Vox Media is investigating how a new weapon might eliminate malicious ads from its sites by 2019. Earlier this month, the publisher of sites including SB Nation, Vox and The Verge began testing sandboxing, a technique that loads its sites’ advertisements in separate windows, called iframes, to ensure the ads can’t do things like redirect people’s browsers to different websites.
The test was a response to a deluge of malicious advertisements that hit Vox Media’s sites, which automatically redirected visitors to a page that asked them to hand over personal information.
Publishers have been playing a game of whack-a-mole with fraudulent, malicious and scam advertisements for years.
“We’d had enough of it,” said Dave Pond, Vox Media’s gm of display and programmatic. “In the past, publishers have relied on their tech partners, who have helped them monetize and understand that part of their business. We’ve reached a stage where they’re not necessarily doing enough.”
By and large, sandboxing is an effective method of damage control, according to ad fraud researcher Dr. Augustine Fou. But it comes with opportunity costs. For example, advertisers dislike the technique because, if deployed a certain way, it limits the ability to verify that their ads run where they were supposed to. Sandboxing can also prevent users from clicking through on ads, rendering a huge swath of display inventory useless.

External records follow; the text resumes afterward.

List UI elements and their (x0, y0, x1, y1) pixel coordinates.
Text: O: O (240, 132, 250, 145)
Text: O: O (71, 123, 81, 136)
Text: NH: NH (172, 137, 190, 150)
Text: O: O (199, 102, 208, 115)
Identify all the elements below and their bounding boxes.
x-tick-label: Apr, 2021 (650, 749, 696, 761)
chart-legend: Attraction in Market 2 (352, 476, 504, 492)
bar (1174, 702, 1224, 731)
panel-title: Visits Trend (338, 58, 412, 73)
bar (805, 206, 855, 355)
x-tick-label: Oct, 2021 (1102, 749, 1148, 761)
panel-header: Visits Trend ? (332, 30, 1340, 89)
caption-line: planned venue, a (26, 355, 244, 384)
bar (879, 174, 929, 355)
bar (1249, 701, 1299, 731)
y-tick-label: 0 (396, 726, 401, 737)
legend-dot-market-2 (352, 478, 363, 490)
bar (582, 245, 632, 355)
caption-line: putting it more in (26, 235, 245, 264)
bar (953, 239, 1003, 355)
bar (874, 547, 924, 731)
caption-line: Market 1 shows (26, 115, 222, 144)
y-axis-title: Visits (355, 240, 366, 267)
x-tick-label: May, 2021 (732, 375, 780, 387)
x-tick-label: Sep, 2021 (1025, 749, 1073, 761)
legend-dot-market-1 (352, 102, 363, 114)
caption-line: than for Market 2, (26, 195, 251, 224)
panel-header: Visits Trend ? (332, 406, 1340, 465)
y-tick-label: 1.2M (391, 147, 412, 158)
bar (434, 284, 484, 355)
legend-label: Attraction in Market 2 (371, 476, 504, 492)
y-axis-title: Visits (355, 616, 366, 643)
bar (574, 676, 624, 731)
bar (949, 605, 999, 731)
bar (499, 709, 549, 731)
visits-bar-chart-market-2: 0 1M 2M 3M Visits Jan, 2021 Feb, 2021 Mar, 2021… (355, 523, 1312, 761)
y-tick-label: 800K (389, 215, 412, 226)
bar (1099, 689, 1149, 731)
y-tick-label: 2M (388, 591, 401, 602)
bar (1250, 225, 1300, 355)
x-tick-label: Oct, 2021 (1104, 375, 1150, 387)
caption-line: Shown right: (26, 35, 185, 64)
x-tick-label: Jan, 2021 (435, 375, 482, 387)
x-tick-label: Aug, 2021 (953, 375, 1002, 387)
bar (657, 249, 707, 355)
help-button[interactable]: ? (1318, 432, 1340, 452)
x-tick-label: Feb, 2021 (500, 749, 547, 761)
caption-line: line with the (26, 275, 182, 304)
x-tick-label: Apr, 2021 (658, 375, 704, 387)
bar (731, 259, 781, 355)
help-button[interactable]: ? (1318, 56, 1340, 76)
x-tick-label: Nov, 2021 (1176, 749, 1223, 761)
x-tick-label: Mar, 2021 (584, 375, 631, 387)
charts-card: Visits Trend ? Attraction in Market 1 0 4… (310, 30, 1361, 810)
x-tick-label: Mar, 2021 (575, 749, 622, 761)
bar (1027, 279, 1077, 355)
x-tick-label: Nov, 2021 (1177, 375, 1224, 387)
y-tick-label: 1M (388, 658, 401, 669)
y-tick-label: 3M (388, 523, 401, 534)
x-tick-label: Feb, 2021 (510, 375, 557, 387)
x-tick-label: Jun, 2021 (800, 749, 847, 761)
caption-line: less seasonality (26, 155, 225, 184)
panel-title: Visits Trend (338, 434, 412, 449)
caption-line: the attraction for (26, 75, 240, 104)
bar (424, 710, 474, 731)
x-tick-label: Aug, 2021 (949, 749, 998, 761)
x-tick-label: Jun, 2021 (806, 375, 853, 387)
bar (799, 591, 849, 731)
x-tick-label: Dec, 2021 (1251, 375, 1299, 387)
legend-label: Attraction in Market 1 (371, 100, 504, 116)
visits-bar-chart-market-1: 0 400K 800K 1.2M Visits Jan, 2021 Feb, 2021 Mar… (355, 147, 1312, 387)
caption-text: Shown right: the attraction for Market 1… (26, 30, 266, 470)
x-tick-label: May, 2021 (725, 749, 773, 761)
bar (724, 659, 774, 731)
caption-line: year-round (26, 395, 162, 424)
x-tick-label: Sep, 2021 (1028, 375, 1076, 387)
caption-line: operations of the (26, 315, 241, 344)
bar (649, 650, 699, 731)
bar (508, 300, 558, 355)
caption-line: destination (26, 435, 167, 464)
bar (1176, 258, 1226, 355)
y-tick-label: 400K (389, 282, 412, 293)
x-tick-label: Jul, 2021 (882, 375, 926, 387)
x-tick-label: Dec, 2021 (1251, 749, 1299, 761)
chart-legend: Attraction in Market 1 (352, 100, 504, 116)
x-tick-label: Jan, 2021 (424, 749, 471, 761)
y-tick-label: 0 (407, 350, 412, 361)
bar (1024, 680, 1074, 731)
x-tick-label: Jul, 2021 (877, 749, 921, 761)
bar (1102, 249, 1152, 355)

An IAB-sanctioned version of sandboxing called SafeFrame, which Vox Media is also testing, solves some of those problems. It is also discussing alternatives to sandboxing with some of its biggest advertisers. If an advertiser were to agree to buy Vox Media inventory using a private marketplace, for example, it may remove the sandboxing, thereby giving advertisers more flexibility.
In testing this technique, Vox is effectively taking money out of its own pocket, a short-term cost it says it’s willing to endure for the time being.
“It’s a better long-term play,” Pond said. “We’re a premium site, and our users are the most important part of that business.”
Sandboxing doesn’t guarantee protection. The worst actors in the ad tech ecosystem will sometimes change how offending advertisements look and behave during periods of the day when publisher ad ops teams are likely to be away from their desks. An ad that looks and functions safely from 9 a.m. to 5 p.m. may behave very differently outside of normal business hours; mobile redirect ads are served often on evenings and weekends.
The sandboxing test supplements other efforts by Vox Media to combat this problem. It has a dedicated Slack channel, Twitter account and email address where site visitors can send examples of scammy or malicious advertising; a team of ad operations specialists spends chunks of its day hunting for these ads and addressing them.
Vox is taking this fight to the programmatic ecosystem’s other players. Last year, it made scorecards for each of the advertising exchanges it participates in, giving each of them a benchmark volume of scammy ads that it finds unacceptable. Those that can’t limit the volume of bad ads they distribute may find themselves losing Vox as a partner.
“We believe in the pipes,” Pond said. “But we sat on the sidelines a little too long.”